Prison Doctor Rejects ‘Suicide Risk’ Report

KEROBOKAN ~ The doctor medically responsible for all Kerobokan Jail inmates has rejected a leading Australian psychiatrist’s assessment that high-profile drug prisoner Schapelle Corby is so mentally ill she may kill herself.

Dr Agus Hartawan said this week he was not consulted about the examination of Corby by Dr Jonathan Phillips and had not been shown his report.

And he added: “Judging from her daily routine, she’s fine. As of today, she’s doing OK; she’s socialising OK with the other prisoners. When she’s stressed or depressed she will act out, but other than that, she’s normal.”

The claim by Dr Phillips that Corby was “hanging by a thread” in terms of her sanity and potential suicide risk was seized on by the Corby family to promote its long-standing campaign to win her release or repatriation.

It also sparked the first direct Australian political intervention in the issue, with a call from the Premier of Queensland, Anna Bligh – Queensland is Corby’s home state – for her to be brought home to serve the rest of her sentence.
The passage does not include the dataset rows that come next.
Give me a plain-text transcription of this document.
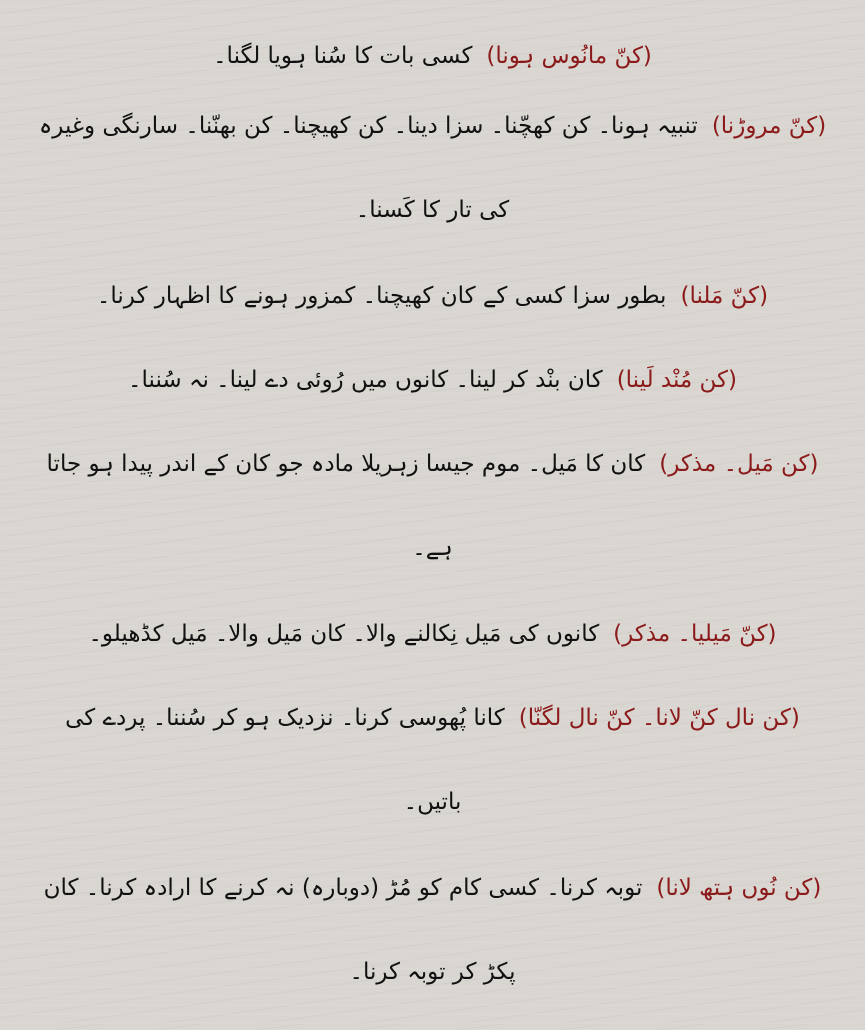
(کنّ مانُوس ہونا)کسی بات کا سُنا ہویا لگنا۔

(کنّ مروڑنا)تنبیہ ہونا۔ کن کھچّنا۔ سزا دینا۔ کن کھیچنا۔ کن بھنّنا۔ سارنگی وغیرہ

کی تار کا کَسنا۔

(کنّ مَلنا)بطور سزا کسی کے کان کھیچنا۔ کمزور ہونے کا اظہار کرنا۔

(کن مُنْد لَینا)کان بنْد کر لینا۔ کانوں میں رُوئی دے لینا۔ نہ سُننا۔

(کن مَیل۔ مذکر)کان کا مَیل۔ موم جیسا زہریلا مادہ جو کان کے اندر پیدا ہو جاتا

ہے۔

(کنّ مَیلیا۔ مذکر)کانوں کی مَیل نِکالنے والا۔ کان مَیل والا۔ مَیل کڈھیلو۔

(کن نال کنّ لانا۔ کنّ نال لگنّا)کانا پُھوسی کرنا۔ نزدیک ہو کر سُننا۔ پردے کی

باتیں۔

(کن نُوں ہتھ لانا)توبہ کرنا۔ کسی کام کو مُڑ (دوبارہ) نہ کرنے کا ارادہ کرنا۔ کان

پکڑ کر توبہ کرنا۔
New Idea magazine, a “popular” publication, has long campaigned for special treatment for Corby. It flew Dr Phillips, who has a lucrative consulting practice and is also an associate professor of psychiatry, to Bali to examine her.

A story on Dr Phillips’ conclusions from examining Corby appears in its latest issue.

The examination, which the Corby family claims took at least two hours but which Dr Hartawan says lasted “no more than an hour,” backs otherwise untested claims that Corby has a serious mental illness.

Premier Bligh said in Brisbane this week the report should prompt a review of whether it was appropriate for her to be transferred from Bali’s Kerobokan Prison.

“These matters are quite appropriately dealt with on a federal level but I have to say I have always thought it would be better if Schapelle Corby served her time in Australia,” Bligh said.

“These latest incidents may be an opportunity for that to be reconsidered.”

Since Corby (32) was sentenced in 2004 to 20 years in jail for smuggling 4.1kg of cannabis into Bali in a boogieboard bag, both her family and a worldwide network of supporters have campaigned for her release or for her to be sent home to an Australian jail.

The “latest incidents” Premier Bligh referred to include Corby’s spell in Sanglah Hospital earlier this year following a breakdown at Kerobokan and other, earlier instances at Kerobokan, including one in which she apparently hid herself in the roof and claimed people were spying on her through the ceiling.

After her major breakdown, prison authorities sent her to the police detention centre hospital in Denpasar, but she was then transferred to Sanglah following intervention by her family and the Australian consulate-general in Bali.

After several days at Sanglah she was returned to custody at Kerobokan amid wild scenes, during which Corby locked herself in her private room at Sanglah and her mother, Rosleigh Rose, is said to have loudly abused prison chiefs.

In another Australian magazine recently, fellow inmate Renae Lawrence, one of the Bali Nine drug convicts, claimed she had been made responsible for Corby’s welfare in jail, and for ensuring she took her medication.

The central government says no negotiations are taking place to return Corby to Australia.

Separately, a prisoner-exchange treaty is being negotiated between Indonesia and Australia – unusually, at the Australian end, by the Department of Home Affairs rather than Foreign Affairs and Trade – but no agreement has been reached.

Indonesia is reported to be insisting that any treaty excludes people convicted of terrorism of drug offences.